Apply the thermal paste to the areas of the CPU that will make contact with the CPU. Begin by applying a little bit of the gel to the center of the CPU and then gently spreading outward. Don’t apply too much of thermal compound. A little dab will do you. Be sure to spread an even, thin layer of the gel to ensure that there is complete coverage over your CPU.

4. Install the Heatsink

Now we learn how to install a heatsink. This is a very crucial step. If the heatsink is not installed properly it might come loose. Your CPU will overheat and be toast in no time.

Before we explain how to install a heatsink, check to see if your heatsink has a fan separate from the unit. If it does, you’ll need to attach the fan to the heatsink first before attaching the heatsink to the CPU.

When you’re ready, mount the heatsink over your CPU according to the specifications for your manufacturer. The directions will vary. Some heatsinks are installed by requiring you to clamp down on them with levers and attaching them to metal hooks on the motherboard. With other heatsinks you may have to screw the whole unit into the motherboard.

Whatever the procedure, follow it closely and be very careful. If you need to use a screwdriver to install the heatsink you could very easily slip and damage your system components.

5. Install the Heatsink Fan Header and Configure BIOS

The final step in learning how to install a heatsink involves connecting the power leads from the heatsink to their proper headers on the motherboard.

Locate the header for the CPU fan on the motherboard. Then plug the power cable from the heatsink into the fan header on the motherboard. There will be more than one header on the motherboard, so be sure that you pick the right one. Choose the wrong one and your computer might get a power surge that will fry the processor.

Check the documentation that came with your motherboard to properly locate the correct header. Once installed, be sure that it is securely in place.

Afterwards, assuming that the rest of your computer has been installed properly, you can configure the BIOS. The BIOS will need to detect the type and speed of the computer processor that has been installed.
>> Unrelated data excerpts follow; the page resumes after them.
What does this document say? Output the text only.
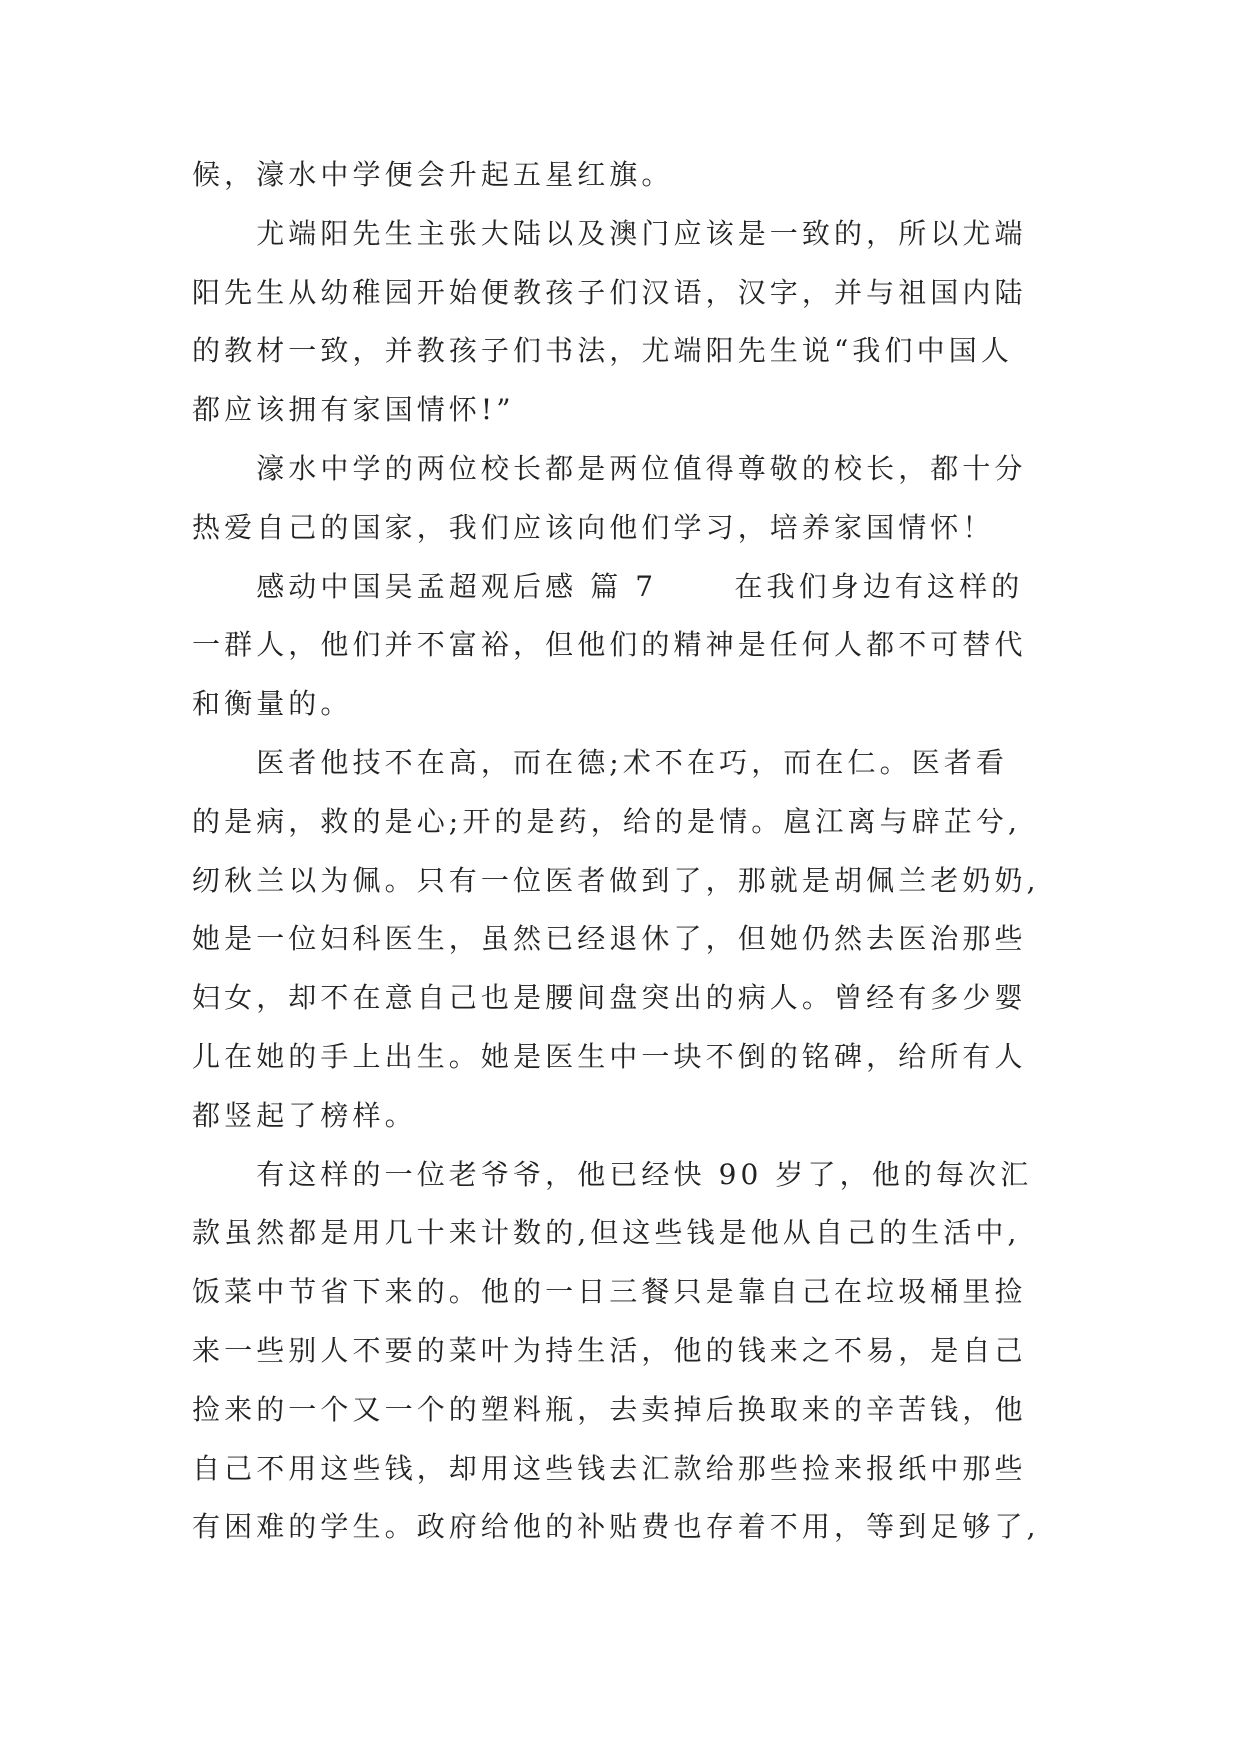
候，濠水中学便会升起五星红旗。
　　尤端阳先生主张大陆以及澳门应该是一致的，所以尤端
阳先生从幼稚园开始便教孩子们汉语，汉字，并与祖国内陆
的教材一致，并教孩子们书法，尤端阳先生说“我们中国人
都应该拥有家国情怀!”
　　濠水中学的两位校长都是两位值得尊敬的校长，都十分
热爱自己的国家，我们应该向他们学习，培养家国情怀！
　　感动中国吴孟超观后感 篇 7　　 在我们身边有这样的
一群人，他们并不富裕，但他们的精神是任何人都不可替代
和衡量的。
　　医者他技不在高，而在德;术不在巧，而在仁。医者看
的是病，救的是心;开的是药，给的是情。扈江离与辟芷兮,
纫秋兰以为佩。只有一位医者做到了，那就是胡佩兰老奶奶,
她是一位妇科医生，虽然已经退休了，但她仍然去医治那些
妇女，却不在意自己也是腰间盘突出的病人。曾经有多少婴
儿在她的手上出生。她是医生中一块不倒的铭碑，给所有人
都竖起了榜样。
　　有这样的一位老爷爷，他已经快 90 岁了，他的每次汇
款虽然都是用几十来计数的,但这些钱是他从自己的生活中,
饭菜中节省下来的。他的一日三餐只是靠自己在垃圾桶里捡
来一些别人不要的菜叶为持生活，他的钱来之不易，是自己
捡来的一个又一个的塑料瓶，去卖掉后换取来的辛苦钱，他
自己不用这些钱，却用这些钱去汇款给那些捡来报纸中那些
有困难的学生。政府给他的补贴费也存着不用，等到足够了,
Again, the exact procedure will vary depending on the manufacturer; check the documentation that came with your motherboard.


Learning how to install computer components like a CPU and heatsink might seem like a daunting task to someone who’s never done it. However, it’s not as hard as you think. CPUs and heatsinks being made today were designed to fitly snug together with a minimum of fuss.

You don’t need much in the way of mechanical skill and about the only tool you will need is a screwdriver. Yet this is by far the most delicate operation you will perform on your computer. Once you pass this hurdle, everything else will be a breeze.